Tuesday, February 23, 2010

Devoid of Anything At All

I want to feel nothing. I want to lie down on a bed made of air and float. I want to float like a feather. Drifting back and forth in a nonexistent breeze. I don't want to let my feelings take me over. I don't want to feel anything anymore. I want to live, without regrets, without inhibitions. I don't want my conscience and judgment to win over my need for freedom. I don't want to feel anymore. I want, need, my body to grow numb--unaffected by outside influences.

Maybe, if this happens, I can be alone with only myself. Maybe then I can finally allow myself to do what I need to do in order to stay true to who I am. Emotions only get in the way. Maybe, by letting these feelings go, I can do what I need without a twinge in my gut or any other emotion-fueled reaction.

I want to feel nothing, in order to find myself. In order to learn what I need to do to recover the person I once was and become who I want to be.

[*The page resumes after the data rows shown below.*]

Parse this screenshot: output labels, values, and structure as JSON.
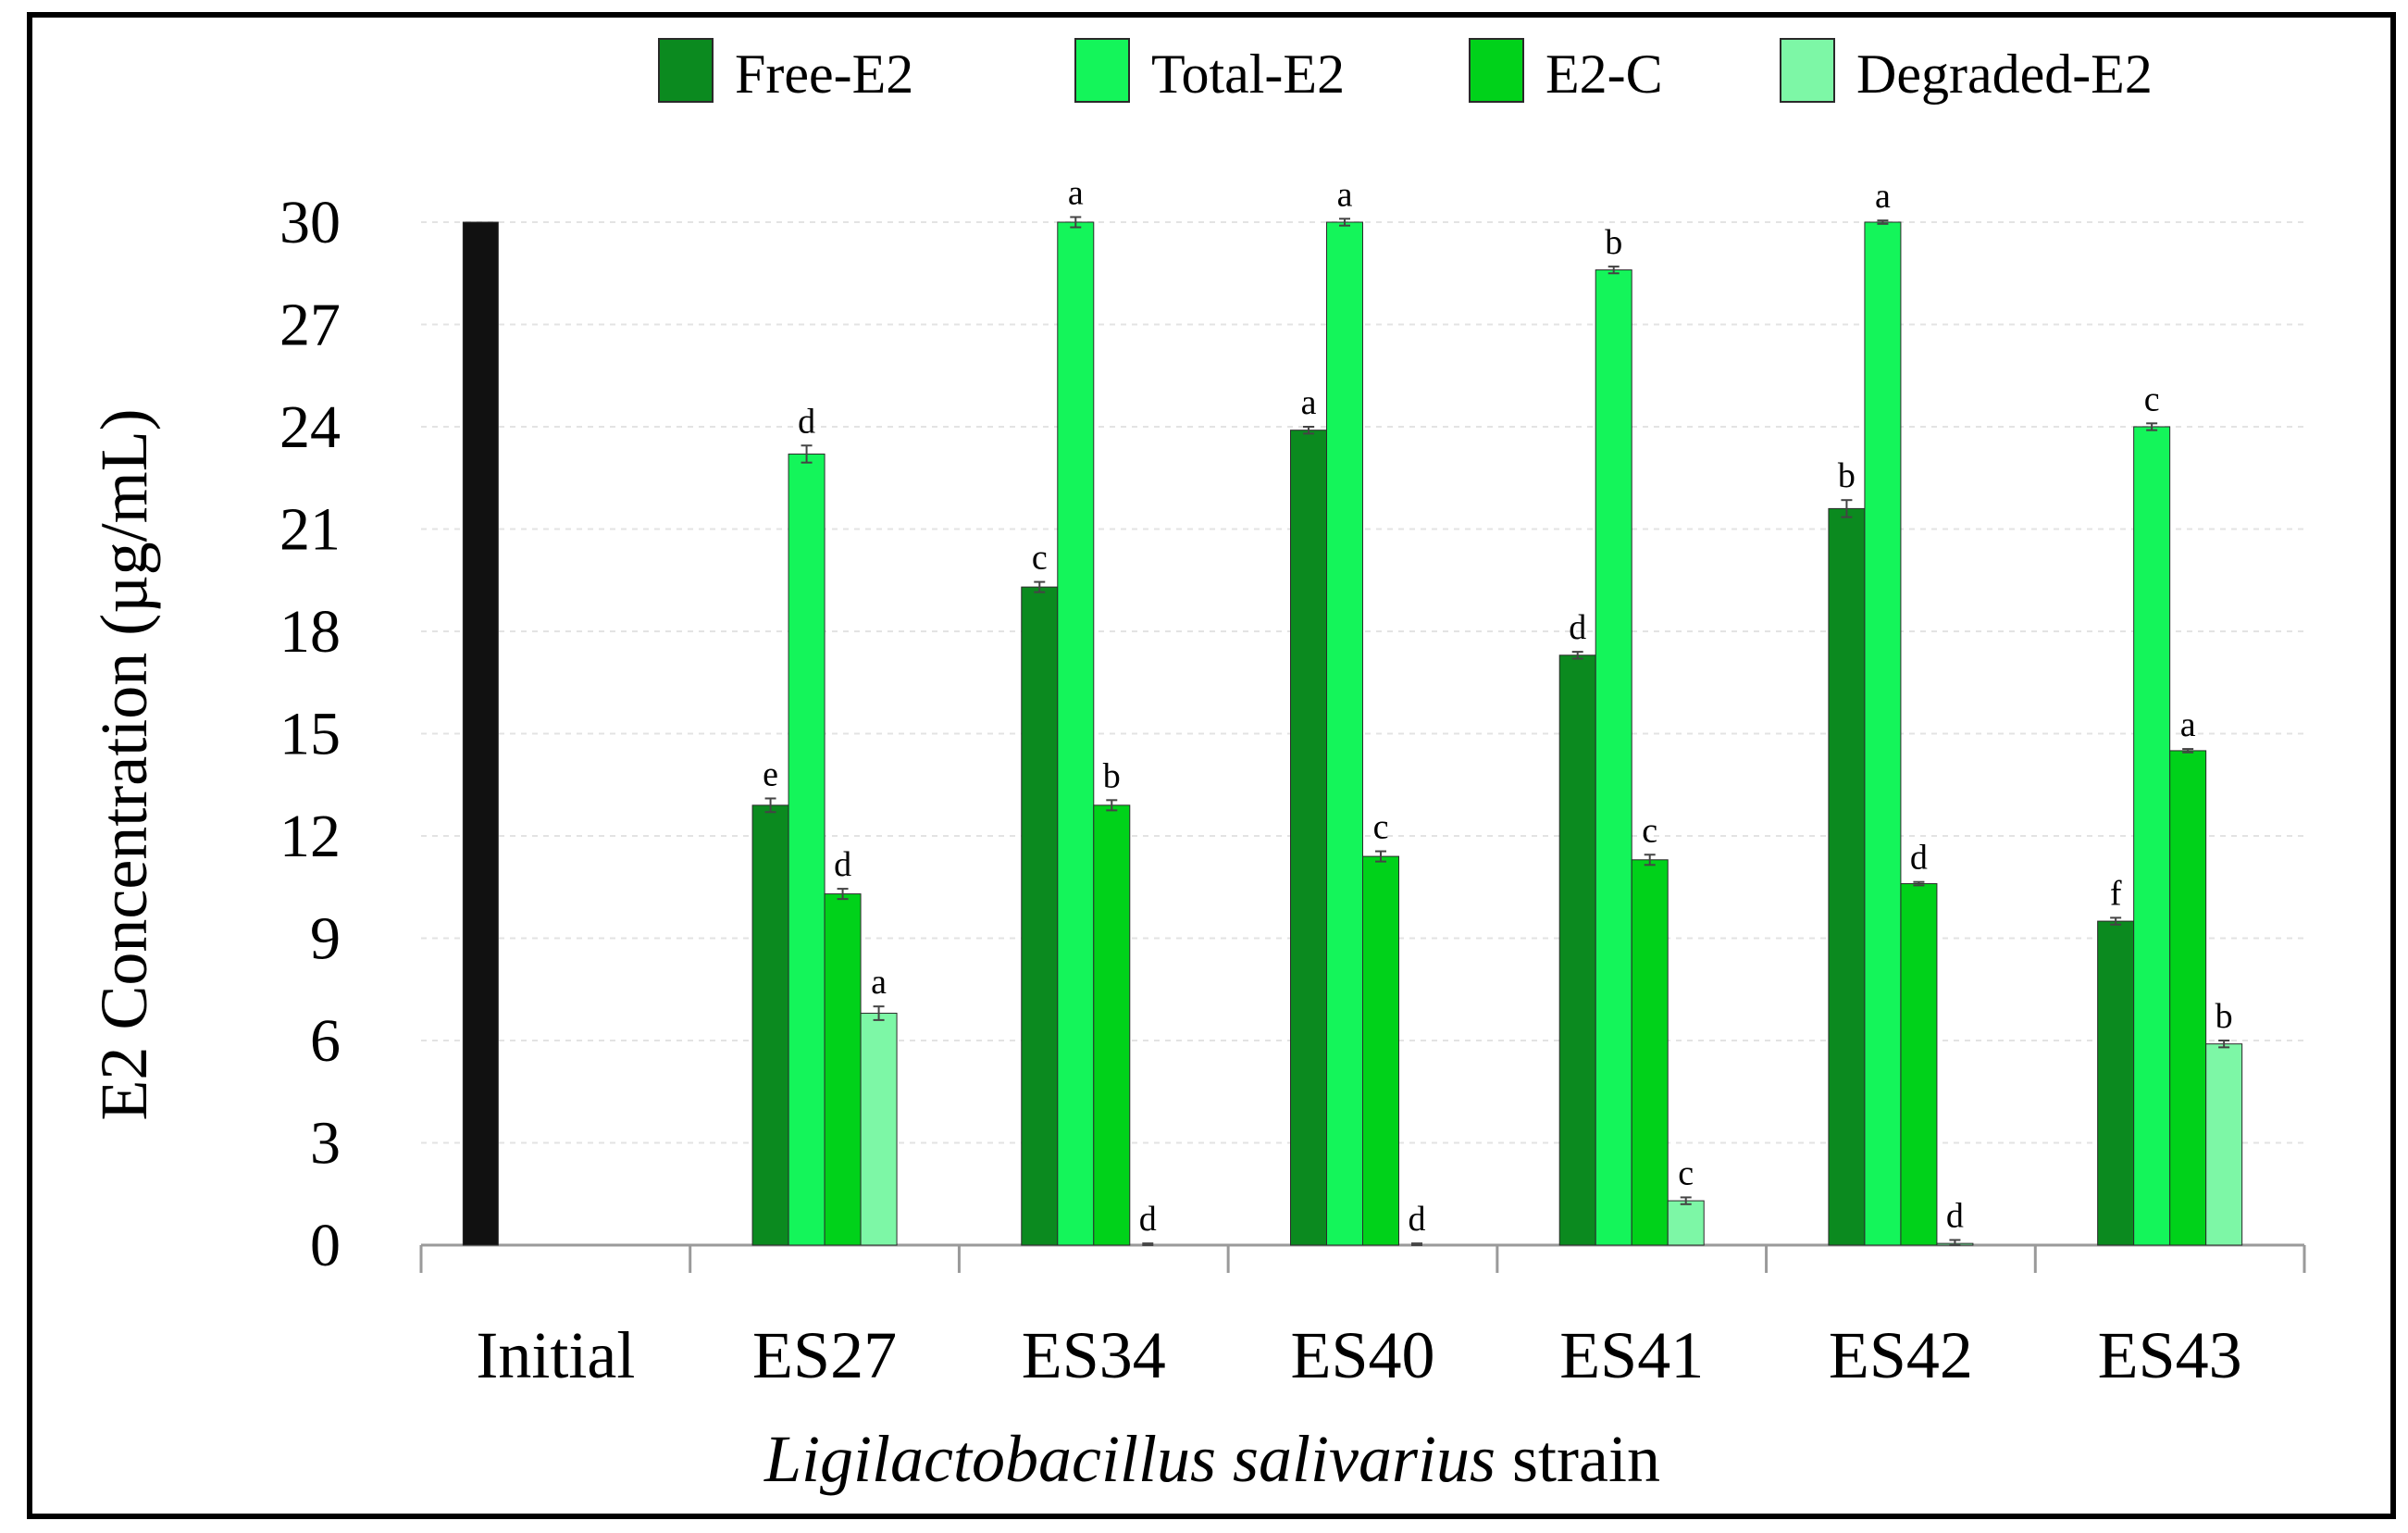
{
  "chart_data": {
    "type": "bar",
    "ylabel": "E2 Concentration (µg/mL)",
    "xlabel_italic": "Ligilactobacillus salivarius",
    "xlabel_rest": " strain",
    "ylim": [
      0,
      30
    ],
    "yticks": [
      0,
      3,
      6,
      9,
      12,
      15,
      18,
      21,
      24,
      27,
      30
    ],
    "categories": [
      "Initial",
      "ES27",
      "ES34",
      "ES40",
      "ES41",
      "ES42",
      "ES43"
    ],
    "initial": {
      "name": "Initial",
      "value": 30,
      "color": "#111111"
    },
    "series": [
      {
        "name": "Free-E2",
        "color": "#0b8a1f",
        "values": [
          null,
          12.9,
          19.3,
          23.9,
          17.3,
          21.6,
          9.5
        ],
        "errors": [
          null,
          0.2,
          0.15,
          0.1,
          0.1,
          0.25,
          0.1
        ],
        "letters": [
          null,
          "e",
          "c",
          "a",
          "d",
          "b",
          "f"
        ]
      },
      {
        "name": "Total-E2",
        "color": "#14f55a",
        "values": [
          null,
          23.2,
          30.0,
          30.0,
          28.6,
          30.0,
          24.0
        ],
        "errors": [
          null,
          0.25,
          0.15,
          0.1,
          0.1,
          0.05,
          0.1
        ],
        "letters": [
          null,
          "d",
          "a",
          "a",
          "b",
          "a",
          "c"
        ]
      },
      {
        "name": "E2-C",
        "color": "#00d21a",
        "values": [
          null,
          10.3,
          12.9,
          11.4,
          11.3,
          10.6,
          14.5
        ],
        "errors": [
          null,
          0.15,
          0.15,
          0.15,
          0.15,
          0.05,
          0.05
        ],
        "letters": [
          null,
          "d",
          "b",
          "c",
          "c",
          "d",
          "a"
        ]
      },
      {
        "name": "Degraded-E2",
        "color": "#7df7a6",
        "values": [
          null,
          6.8,
          0.0,
          0.0,
          1.3,
          0.05,
          5.9
        ],
        "errors": [
          null,
          0.2,
          0.05,
          0.05,
          0.1,
          0.1,
          0.1
        ],
        "letters": [
          null,
          "a",
          "d",
          "d",
          "c",
          "d",
          "b"
        ]
      }
    ],
    "grid": true,
    "legend_position": "top"
  }
}
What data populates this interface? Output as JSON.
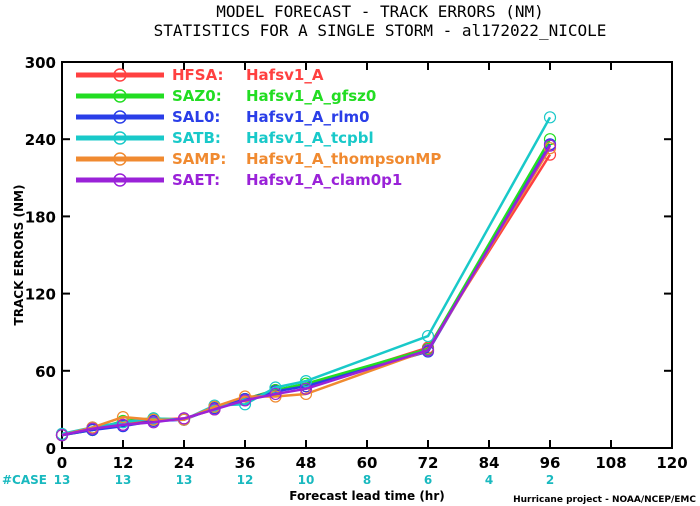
{
  "chart_data": {
    "type": "line",
    "title_line1": "MODEL FORECAST - TRACK ERRORS (NM)",
    "title_line2": "STATISTICS FOR A SINGLE STORM - al172022_NICOLE",
    "xlabel": "Forecast lead time (hr)",
    "ylabel": "TRACK ERRORS (NM)",
    "credit": "Hurricane project - NOAA/NCEP/EMC",
    "xlim": [
      0,
      120
    ],
    "ylim": [
      0,
      300
    ],
    "x_ticks": [
      "0",
      "12",
      "24",
      "36",
      "48",
      "60",
      "72",
      "84",
      "96",
      "108",
      "120"
    ],
    "y_ticks": [
      "0",
      "60",
      "120",
      "180",
      "240",
      "300"
    ],
    "case_label": "#CASE",
    "cases": [
      {
        "x": 0,
        "n": "13"
      },
      {
        "x": 12,
        "n": "13"
      },
      {
        "x": 24,
        "n": "13"
      },
      {
        "x": 36,
        "n": "12"
      },
      {
        "x": 48,
        "n": "10"
      },
      {
        "x": 60,
        "n": "8"
      },
      {
        "x": 72,
        "n": "6"
      },
      {
        "x": 84,
        "n": "4"
      },
      {
        "x": 96,
        "n": "2"
      }
    ],
    "x": [
      0,
      6,
      12,
      18,
      24,
      30,
      36,
      42,
      48,
      72,
      96
    ],
    "series": [
      {
        "name": "HFSA:",
        "model": "Hafsv1_A",
        "color": "#ff4040",
        "values": [
          10,
          15,
          18,
          22,
          23,
          30,
          38,
          45,
          48,
          78,
          228
        ]
      },
      {
        "name": "SAZ0:",
        "model": "Hafsv1_A_gfsz0",
        "color": "#22dd22",
        "values": [
          10,
          14,
          21,
          23,
          22,
          32,
          38,
          45,
          50,
          77,
          240
        ]
      },
      {
        "name": "SAL0:",
        "model": "Hafsv1_A_rlm0",
        "color": "#2a3ee8",
        "values": [
          10,
          14,
          17,
          21,
          22,
          31,
          38,
          44,
          48,
          75,
          236
        ]
      },
      {
        "name": "SATB:",
        "model": "Hafsv1_A_tcpbl",
        "color": "#19c9c9",
        "values": [
          11,
          16,
          20,
          23,
          22,
          33,
          34,
          47,
          52,
          87,
          257
        ]
      },
      {
        "name": "SAMP:",
        "model": "Hafsv1_A_thompsonMP",
        "color": "#f08a30",
        "values": [
          10,
          16,
          24,
          22,
          22,
          32,
          40,
          40,
          42,
          76,
          233
        ]
      },
      {
        "name": "SAET:",
        "model": "Hafsv1_A_clam0p1",
        "color": "#9a22d8",
        "values": [
          10,
          15,
          18,
          20,
          23,
          30,
          37,
          42,
          46,
          76,
          235
        ]
      }
    ],
    "legend_placement": "top-left",
    "grid": false
  }
}
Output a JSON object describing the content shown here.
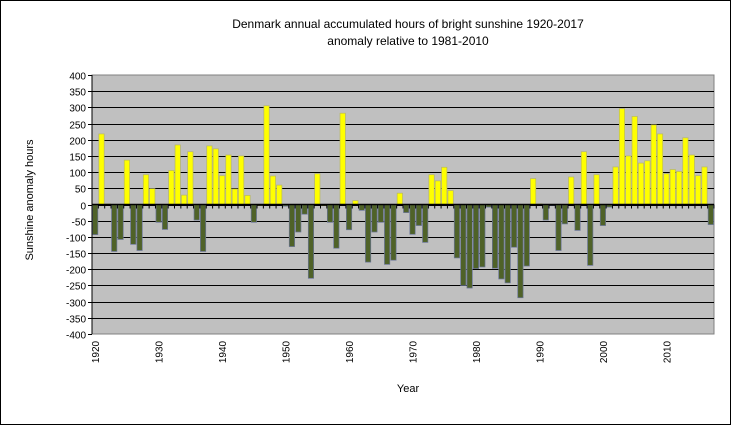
{
  "chart_data": {
    "type": "bar",
    "title": "Denmark annual accumulated hours of bright sunshine 1920-2017",
    "subtitle": "anomaly relative to 1981-2010",
    "xlabel": "Year",
    "ylabel": "Sunshine anomaly hours",
    "ylim": [
      -400,
      400
    ],
    "ytick_step": 50,
    "yticks": [
      "400",
      "350",
      "300",
      "250",
      "200",
      "150",
      "100",
      "50",
      "0",
      "-50",
      "-100",
      "-150",
      "-200",
      "-250",
      "-300",
      "-350",
      "-400"
    ],
    "xtick_labels": [
      "1920",
      "1930",
      "1940",
      "1950",
      "1960",
      "1970",
      "1980",
      "1990",
      "2000",
      "2010"
    ],
    "grid": true,
    "legend": "none",
    "colors": {
      "positive": "#FFFF00",
      "negative": "#4F6228",
      "plot_background": "#C0C0C0",
      "gridline": "#000000"
    },
    "x": [
      1920,
      1921,
      1922,
      1923,
      1924,
      1925,
      1926,
      1927,
      1928,
      1929,
      1930,
      1931,
      1932,
      1933,
      1934,
      1935,
      1936,
      1937,
      1938,
      1939,
      1940,
      1941,
      1942,
      1943,
      1944,
      1945,
      1946,
      1947,
      1948,
      1949,
      1950,
      1951,
      1952,
      1953,
      1954,
      1955,
      1956,
      1957,
      1958,
      1959,
      1960,
      1961,
      1962,
      1963,
      1964,
      1965,
      1966,
      1967,
      1968,
      1969,
      1970,
      1971,
      1972,
      1973,
      1974,
      1975,
      1976,
      1977,
      1978,
      1979,
      1980,
      1981,
      1982,
      1983,
      1984,
      1985,
      1986,
      1987,
      1988,
      1989,
      1990,
      1991,
      1992,
      1993,
      1994,
      1995,
      1996,
      1997,
      1998,
      1999,
      2000,
      2001,
      2002,
      2003,
      2004,
      2005,
      2006,
      2007,
      2008,
      2009,
      2010,
      2011,
      2012,
      2013,
      2014,
      2015,
      2016,
      2017
    ],
    "values": [
      -93,
      218,
      2,
      -145,
      -108,
      137,
      -123,
      -142,
      92,
      49,
      -55,
      -77,
      105,
      184,
      29,
      163,
      -48,
      -145,
      181,
      172,
      89,
      153,
      48,
      150,
      28,
      -55,
      0,
      305,
      88,
      60,
      -5,
      -130,
      -85,
      -30,
      -228,
      95,
      0,
      -55,
      -135,
      282,
      -78,
      12,
      -18,
      -178,
      -85,
      -55,
      -185,
      -172,
      35,
      -25,
      -92,
      -65,
      -117,
      92,
      73,
      115,
      43,
      -165,
      -250,
      -258,
      -198,
      -193,
      -8,
      -197,
      -230,
      -242,
      -132,
      -288,
      -190,
      80,
      2,
      -48,
      -2,
      -142,
      -60,
      85,
      -80,
      163,
      -188,
      92,
      -65,
      -8,
      116,
      296,
      150,
      272,
      128,
      135,
      246,
      218,
      95,
      108,
      102,
      206,
      153,
      89,
      116,
      -62
    ]
  }
}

Man, I really need to update more often... I wrote this at a time when I was feeling, I guess you'd say lost. I'd go to bed at night and realize that at the end of the day I couldn't think of one thing I did that I was proud of. I found that I had lost what made me, me. Everything part of myself that I loved. I was giving into people because I didn't want to have to explain myself, it was easier just to do what they wanted. And that wasn't right. I can't say that I'm 100% of who I used to be. But I'm almost there, I can feel the real Kate stirring, ready to make her comeback. And then some.